Military history fans are usually drawn to the Rybachy and Sredny peninsulas, and to the island of Kil’din. These places saw intense fighting during WW2. Remnants of fortifications, guns, shells and other artifacts are still abundant.
Visiting these places for foreign travellers, however, involves considerable difficulties. Rybachy, Sredny, and Kil’din are among pre-border territories, and a foreign citizen needs a permit from FSB to get there. The procedure involves writing a detailed application that takes no less than two months to consider and can be turned down without even an explanation. Attempting to visit these places without a permit may result in a fine and loss of visa, if not an accusation of spying, with all the ugly consequences.

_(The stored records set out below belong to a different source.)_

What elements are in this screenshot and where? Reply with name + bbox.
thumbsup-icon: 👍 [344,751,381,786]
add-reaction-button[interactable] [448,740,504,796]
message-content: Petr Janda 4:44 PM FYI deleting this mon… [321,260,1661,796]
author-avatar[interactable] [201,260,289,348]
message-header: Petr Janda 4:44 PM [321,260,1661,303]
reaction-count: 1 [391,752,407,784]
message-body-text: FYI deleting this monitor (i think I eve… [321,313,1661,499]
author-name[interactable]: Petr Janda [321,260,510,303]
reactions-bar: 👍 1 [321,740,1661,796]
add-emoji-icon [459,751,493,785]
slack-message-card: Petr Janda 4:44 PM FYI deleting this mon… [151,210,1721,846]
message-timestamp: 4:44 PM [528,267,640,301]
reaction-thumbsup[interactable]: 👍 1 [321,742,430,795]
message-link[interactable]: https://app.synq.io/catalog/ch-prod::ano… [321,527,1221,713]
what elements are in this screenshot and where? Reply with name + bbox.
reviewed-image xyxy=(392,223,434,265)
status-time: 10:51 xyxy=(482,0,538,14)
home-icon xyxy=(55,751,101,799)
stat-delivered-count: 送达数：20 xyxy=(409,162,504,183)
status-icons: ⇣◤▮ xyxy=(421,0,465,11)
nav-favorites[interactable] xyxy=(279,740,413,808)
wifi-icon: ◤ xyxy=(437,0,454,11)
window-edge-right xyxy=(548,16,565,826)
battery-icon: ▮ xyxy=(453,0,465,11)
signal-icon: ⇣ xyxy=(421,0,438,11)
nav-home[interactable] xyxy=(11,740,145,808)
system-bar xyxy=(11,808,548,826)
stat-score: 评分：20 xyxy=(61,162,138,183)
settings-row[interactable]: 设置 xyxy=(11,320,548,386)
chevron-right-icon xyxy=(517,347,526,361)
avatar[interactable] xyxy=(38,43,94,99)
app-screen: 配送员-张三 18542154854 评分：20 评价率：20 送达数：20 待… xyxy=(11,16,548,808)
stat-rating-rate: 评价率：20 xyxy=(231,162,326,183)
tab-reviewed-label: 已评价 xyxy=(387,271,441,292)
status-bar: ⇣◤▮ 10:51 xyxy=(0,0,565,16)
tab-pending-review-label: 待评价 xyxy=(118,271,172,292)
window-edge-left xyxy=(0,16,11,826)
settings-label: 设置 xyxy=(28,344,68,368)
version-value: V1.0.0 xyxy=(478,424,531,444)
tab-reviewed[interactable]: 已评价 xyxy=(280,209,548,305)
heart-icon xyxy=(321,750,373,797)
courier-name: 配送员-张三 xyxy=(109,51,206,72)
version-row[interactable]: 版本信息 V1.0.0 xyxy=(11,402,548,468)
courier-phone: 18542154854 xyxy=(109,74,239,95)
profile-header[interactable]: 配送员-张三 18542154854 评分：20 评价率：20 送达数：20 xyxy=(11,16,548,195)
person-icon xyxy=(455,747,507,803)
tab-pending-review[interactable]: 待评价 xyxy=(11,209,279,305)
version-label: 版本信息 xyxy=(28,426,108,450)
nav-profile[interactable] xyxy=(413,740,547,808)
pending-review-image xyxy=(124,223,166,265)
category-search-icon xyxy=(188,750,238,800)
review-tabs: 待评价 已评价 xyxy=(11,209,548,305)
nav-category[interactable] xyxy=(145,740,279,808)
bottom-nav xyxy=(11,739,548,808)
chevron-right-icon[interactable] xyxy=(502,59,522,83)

At the moment we are looking into alternative routes on the Kola Peninsula that do not require special permits for fans of military history. There are several places just as history-saturated as Rybachy. These places however are not well represented in the Internet, so the interest from travellers, especially from abroad, is much lower there.
Examples of places where we can help you with organizing a trip, guide, driver, and translator:
1. The City of Medvezhyegorsk, 500km south of Kandalaksha. Finnish fortifications of WW2 era. Underground bunkers, trenches, communication lines. Well-preserved. A local guide and an all-terrain vehicle are highly desirable.
Not far from Kandalaksha (14km) there is a German cemetery where lie 1000 interned Germans.
3. From Kandalaksha by car one can go towards Alakurtti to see the Verman frontline, where Russian troops were facing Wehrmacht’s XXXVI corps and Finland’s 6th Infantry Division. The total length of the fortification line is 30km. You will still be able to see trenches, dugouts, and lots of barbed wire.
These are the first alternatives to the Rybachy peninsula that come to mind not requiring permits. We’ll continue looking around for places that would be of interest to fans of military history.